A Health Care Mantra for the GOP

A clear GOP response for health-care's next big fight

With Democrats divided on key parts of health-care reform, Republicans can push the teetering enterprise over the edge.

House liberals reached full-fledged revolt when word began to spread last week that President Obama was okay with a bill coming out of the Senate without a public insurance option. New York politicians took the lead in firing back that the so-called public option remained essential to reform. Sen. Chuck Schumer pushed the notion that Democrats had 60 members and could vote on a bill -- one that included the public option -- despite each Republican voting no. Rep. Anthony Weiner (D-NY) has been showing up everywhere, making the case that expanding Medicare is one public option that works.     

This is where Republicans should swoop in, building on their summer successes. 

The GOP has managed to put Democrats on the defensive throughout most of August. The town hall meetings kept members of Congress off balance. Meanwhile, the president seems like a character in a cartoon trying to prevent the dam from bursting: No sooner does Obama think he has one portion of the Democratic base under control than criticism arises from somewhere else.  

Now is the ideal time for the GOP to push its strategic advantage: Deep suspicions of what health-care "reform" might mean has caused Obama's poll numbers to drop precipitously along with support for any kind of major overhaul. 

And so, Republicans should just adopt one simple mantra when Congress returns from the August recess.

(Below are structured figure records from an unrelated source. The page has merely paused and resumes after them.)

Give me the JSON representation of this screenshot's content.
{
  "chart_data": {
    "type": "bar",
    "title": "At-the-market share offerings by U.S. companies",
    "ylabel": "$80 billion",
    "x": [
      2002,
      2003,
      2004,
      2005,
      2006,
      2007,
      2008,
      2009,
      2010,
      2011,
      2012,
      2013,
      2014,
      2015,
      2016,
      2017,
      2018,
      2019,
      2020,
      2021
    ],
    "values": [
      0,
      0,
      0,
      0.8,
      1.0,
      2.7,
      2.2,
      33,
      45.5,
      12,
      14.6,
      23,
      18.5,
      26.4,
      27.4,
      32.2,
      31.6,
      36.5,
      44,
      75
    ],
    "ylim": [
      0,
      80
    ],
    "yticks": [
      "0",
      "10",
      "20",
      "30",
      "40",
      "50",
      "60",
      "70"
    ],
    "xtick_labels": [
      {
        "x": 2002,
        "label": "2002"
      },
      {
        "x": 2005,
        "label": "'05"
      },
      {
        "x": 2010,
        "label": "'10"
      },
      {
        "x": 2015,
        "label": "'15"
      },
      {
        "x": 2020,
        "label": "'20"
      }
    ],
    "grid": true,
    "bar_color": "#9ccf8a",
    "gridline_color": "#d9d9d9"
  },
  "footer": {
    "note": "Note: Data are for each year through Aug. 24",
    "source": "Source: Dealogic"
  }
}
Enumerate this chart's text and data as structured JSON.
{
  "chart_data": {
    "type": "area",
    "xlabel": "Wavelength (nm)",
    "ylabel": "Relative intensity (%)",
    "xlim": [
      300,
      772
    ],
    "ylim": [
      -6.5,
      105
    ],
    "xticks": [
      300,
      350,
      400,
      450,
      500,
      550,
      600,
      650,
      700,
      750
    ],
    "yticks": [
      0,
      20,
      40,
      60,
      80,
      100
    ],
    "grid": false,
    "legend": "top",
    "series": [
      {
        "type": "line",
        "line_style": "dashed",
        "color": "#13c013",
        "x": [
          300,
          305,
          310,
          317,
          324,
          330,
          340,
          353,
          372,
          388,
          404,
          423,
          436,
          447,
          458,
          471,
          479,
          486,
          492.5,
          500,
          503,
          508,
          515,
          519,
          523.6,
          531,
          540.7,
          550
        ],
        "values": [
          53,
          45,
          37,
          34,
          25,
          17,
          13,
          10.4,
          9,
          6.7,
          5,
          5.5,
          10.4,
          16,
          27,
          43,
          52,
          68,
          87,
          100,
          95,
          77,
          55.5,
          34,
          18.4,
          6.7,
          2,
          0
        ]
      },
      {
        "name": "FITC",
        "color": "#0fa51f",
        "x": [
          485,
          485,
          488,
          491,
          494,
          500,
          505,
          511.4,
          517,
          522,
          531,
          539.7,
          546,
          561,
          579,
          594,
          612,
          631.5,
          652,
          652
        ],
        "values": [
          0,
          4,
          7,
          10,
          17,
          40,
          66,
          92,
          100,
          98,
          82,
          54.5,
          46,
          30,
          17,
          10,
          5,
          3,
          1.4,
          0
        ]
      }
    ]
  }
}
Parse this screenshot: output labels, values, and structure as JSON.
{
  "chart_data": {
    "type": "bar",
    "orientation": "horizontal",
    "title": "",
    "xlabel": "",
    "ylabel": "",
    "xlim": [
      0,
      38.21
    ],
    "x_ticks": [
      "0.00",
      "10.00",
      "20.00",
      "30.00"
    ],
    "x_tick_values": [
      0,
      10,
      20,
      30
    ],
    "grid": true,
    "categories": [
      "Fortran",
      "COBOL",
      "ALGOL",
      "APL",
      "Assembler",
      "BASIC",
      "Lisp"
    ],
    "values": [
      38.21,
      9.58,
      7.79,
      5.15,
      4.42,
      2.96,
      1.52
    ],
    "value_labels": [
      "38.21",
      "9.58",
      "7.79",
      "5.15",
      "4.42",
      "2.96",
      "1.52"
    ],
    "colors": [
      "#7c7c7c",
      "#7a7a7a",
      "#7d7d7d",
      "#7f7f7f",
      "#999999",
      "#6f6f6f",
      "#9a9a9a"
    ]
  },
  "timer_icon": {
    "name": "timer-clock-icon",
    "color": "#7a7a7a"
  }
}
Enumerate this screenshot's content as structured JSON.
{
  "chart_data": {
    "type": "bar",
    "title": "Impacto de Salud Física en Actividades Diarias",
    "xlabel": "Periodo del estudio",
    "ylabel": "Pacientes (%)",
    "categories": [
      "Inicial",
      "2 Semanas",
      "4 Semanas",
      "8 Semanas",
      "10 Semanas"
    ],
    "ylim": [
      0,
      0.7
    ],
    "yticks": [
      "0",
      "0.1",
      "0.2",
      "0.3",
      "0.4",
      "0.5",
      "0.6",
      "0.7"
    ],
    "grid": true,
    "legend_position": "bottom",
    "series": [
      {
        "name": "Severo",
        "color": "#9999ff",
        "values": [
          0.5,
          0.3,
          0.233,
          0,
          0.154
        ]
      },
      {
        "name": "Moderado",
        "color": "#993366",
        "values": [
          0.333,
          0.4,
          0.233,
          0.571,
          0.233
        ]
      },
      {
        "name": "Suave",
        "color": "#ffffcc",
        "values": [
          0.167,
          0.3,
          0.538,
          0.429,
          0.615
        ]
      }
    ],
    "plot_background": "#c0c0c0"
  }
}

Call it the Anthony Weiner Postulate:  "There already is a health-care 'public option': It's called Medicare -- and it's already going broke." "There already is a health-care 'public option': It's called Medicare -- and it's already going broke." "There already is a health-care 'public option': It's called Medicare and it's already going broke." This works because it happens to be true:

As a result, the administration said, the Medicare fund that pays hospital bills for older Americans is expected to run out of money in 2017, two years sooner than projected last year. The Social Security trust fund will be exhausted in 2037, four years earlier than predicted, it said.

So, less than a decade from now, Medicare will be bankrupt -- and that's under present-day liabilities. How could adding millions more people to the program do nothing more than accelerate that process? Now, obviously, Weiner would argue that creating something called "Medicare for All" is part of the bill drafting and voting process. But, in this instance, Republicans are under no obligation to be "responsible" and dig Democrats out of the health-care hole in which they have found themselves. 

So, if "Medicare for All" could be a viable policy issue, it is incumbent upon Democrats to show how they would gain costs controls -- when ordinary, everyday Medicare is seeing its bankruptcy within eight years.  Once again, with feeling, Republicans: "There already is a health-care 'public option': It's called Medicare -- and it's already going broke."

Let American voters hear that enough times and that could spell the end for the whole plan.